Я повысил голос, убеждая ее:
— Неужели не видите? Это письмо могла написать только несчастная мать Партриджа перед самой смертью. Оно здесь, потому что она адресовала его Чиппендейлу. Вот почему Чиппендейл не мог позволить, чтобы Партридж женился на Дороти, его сестре. Дороти приходилась ему теткой. Вот что он имел в виду, когда говорил, что они «слишком близки».
Элис по-прежнему молчала.
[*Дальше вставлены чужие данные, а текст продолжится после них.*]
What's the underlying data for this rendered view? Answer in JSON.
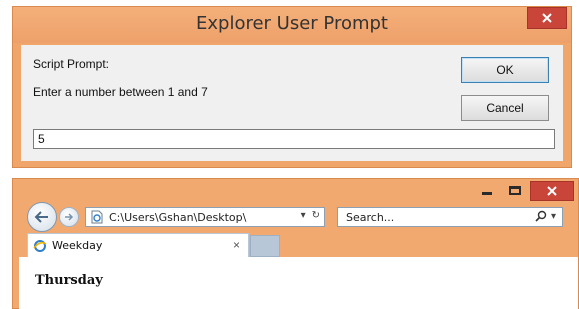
{
  "dialog": {
    "title": "Explorer User Prompt",
    "prompt_label": "Script Prompt:",
    "message": "Enter a number between 1 and 7",
    "input_value": "5",
    "ok_label": "OK",
    "cancel_label": "Cancel",
    "close_icon": "close-icon"
  },
  "browser": {
    "address": "C:\\Users\\Gshan\\Desktop\\",
    "search_placeholder": "Search...",
    "tab_label": "Weekday",
    "tab_close": "×",
    "content_text": "Thursday",
    "icons": [
      "back-arrow-icon",
      "forward-arrow-icon",
      "page-icon",
      "dropdown-arrow-icon",
      "refresh-icon",
      "search-icon",
      "ie-logo-icon",
      "minimize-icon",
      "maximize-icon",
      "close-icon"
    ]
  },
  "colors": {
    "frame": "#f0a56a",
    "close_button": "#c9453a",
    "dialog_body": "#f0f0f0"
  }
}
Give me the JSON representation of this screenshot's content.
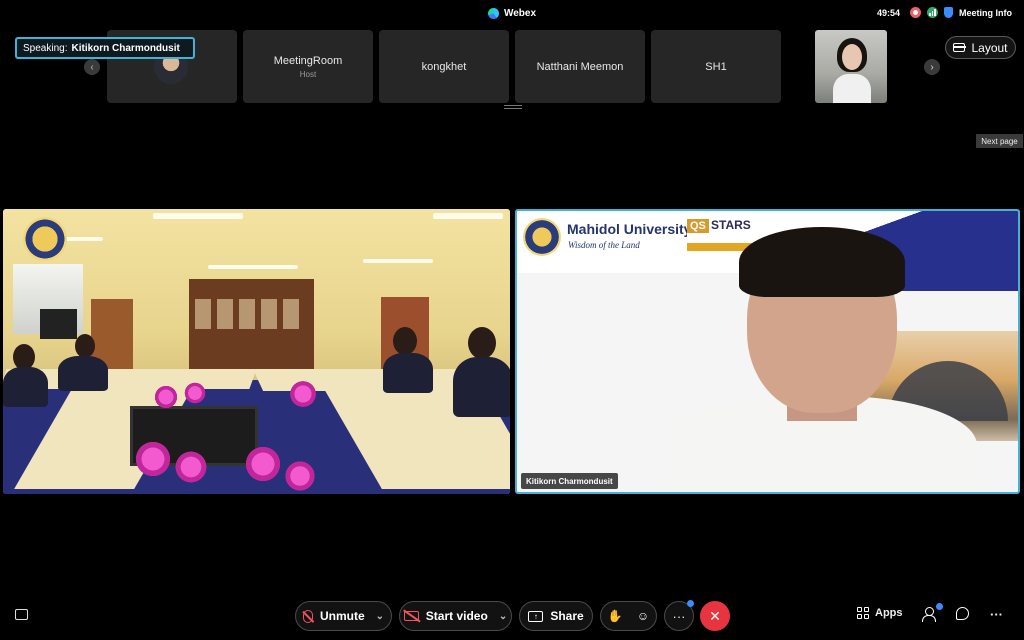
{
  "app": {
    "title": "Webex"
  },
  "status": {
    "timer": "49:54",
    "meeting_info_label": "Meeting Info"
  },
  "speaking": {
    "prefix": "Speaking:",
    "name": "Kitikorn Charmondusit"
  },
  "filmstrip": {
    "tiles": [
      {
        "name": "MeetingRoom",
        "sub": "Host"
      },
      {
        "name": "kongkhet",
        "sub": ""
      },
      {
        "name": "Natthani Meemon",
        "sub": ""
      },
      {
        "name": "SH1",
        "sub": ""
      }
    ],
    "prev_icon": "chevron-left-icon",
    "next_icon": "chevron-right-icon"
  },
  "layout_button": {
    "label": "Layout"
  },
  "tooltip": {
    "text": "Next page"
  },
  "video_right": {
    "name_tag": "Kitikorn Charmondusit",
    "banner_university": "Mahidol University",
    "banner_tagline": "Wisdom of the Land",
    "banner_qs": "QS",
    "banner_stars": "STARS"
  },
  "controls": {
    "unmute_label": "Unmute",
    "start_video_label": "Start video",
    "share_label": "Share",
    "more_label": "···",
    "end_icon": "✕",
    "apps_label": "Apps",
    "overflow_label": "···"
  },
  "colors": {
    "accent": "#3fb4d8",
    "end_call": "#e8343e",
    "muted": "#f2535a",
    "background": "#000000"
  }
}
Она сидела в кресле, держа письмо на коленях, и пустым невыразительным взглядом смотрела перед собой, будто я вовсе и не к ней обращался.
— Элис, вы понимаете меня? — не унимался я. — Партридж был сыном Чиппендейла. Несомненное свидетельство тому — это письмо. Кусок дерева — еще одно доказательство, а инициалы «Т. Ч.» на кольце, вероятно, означают «Томас Чиппендейл»…
Элис внезапно поднялась и жестом оборвала мою тираду.
— Я слышала вас, Натаниел, — усталым голосом промолвила она. — Я пришла к тому же выводу. И более того, кажется, я знаю, кто была его несчастная мать.
Глава 30
Элис объяснила, что письмо написано ее тетей Шарлоттой, той самой родственницей, которая изготовила раму для зеркала, что висит в гостиной ее дома. И тогда я понял, почему ее почерк показался мне знакомым. Я видел его на эскизе, с которым мы сверялись, когда определяли породу дерева, использованного при изготовлении шкатулки в форме храма.
Элис никогда не знала причины внезапного отъезда ее тети Шарлотты из Лондона. Когда это случилось, ей самой едва исполнилось два года. А после, когда бы ни упоминалось имя тети, говорили, что она не вняла советам родных, покинула дом в позоре и вскоре умерла от чахотки. Местонахождение ее могилы и личность ее непорядочного жениха никогда не обсуждались. Элис также уверяла, что в ее семье никогда не упоминался никакой ребенок.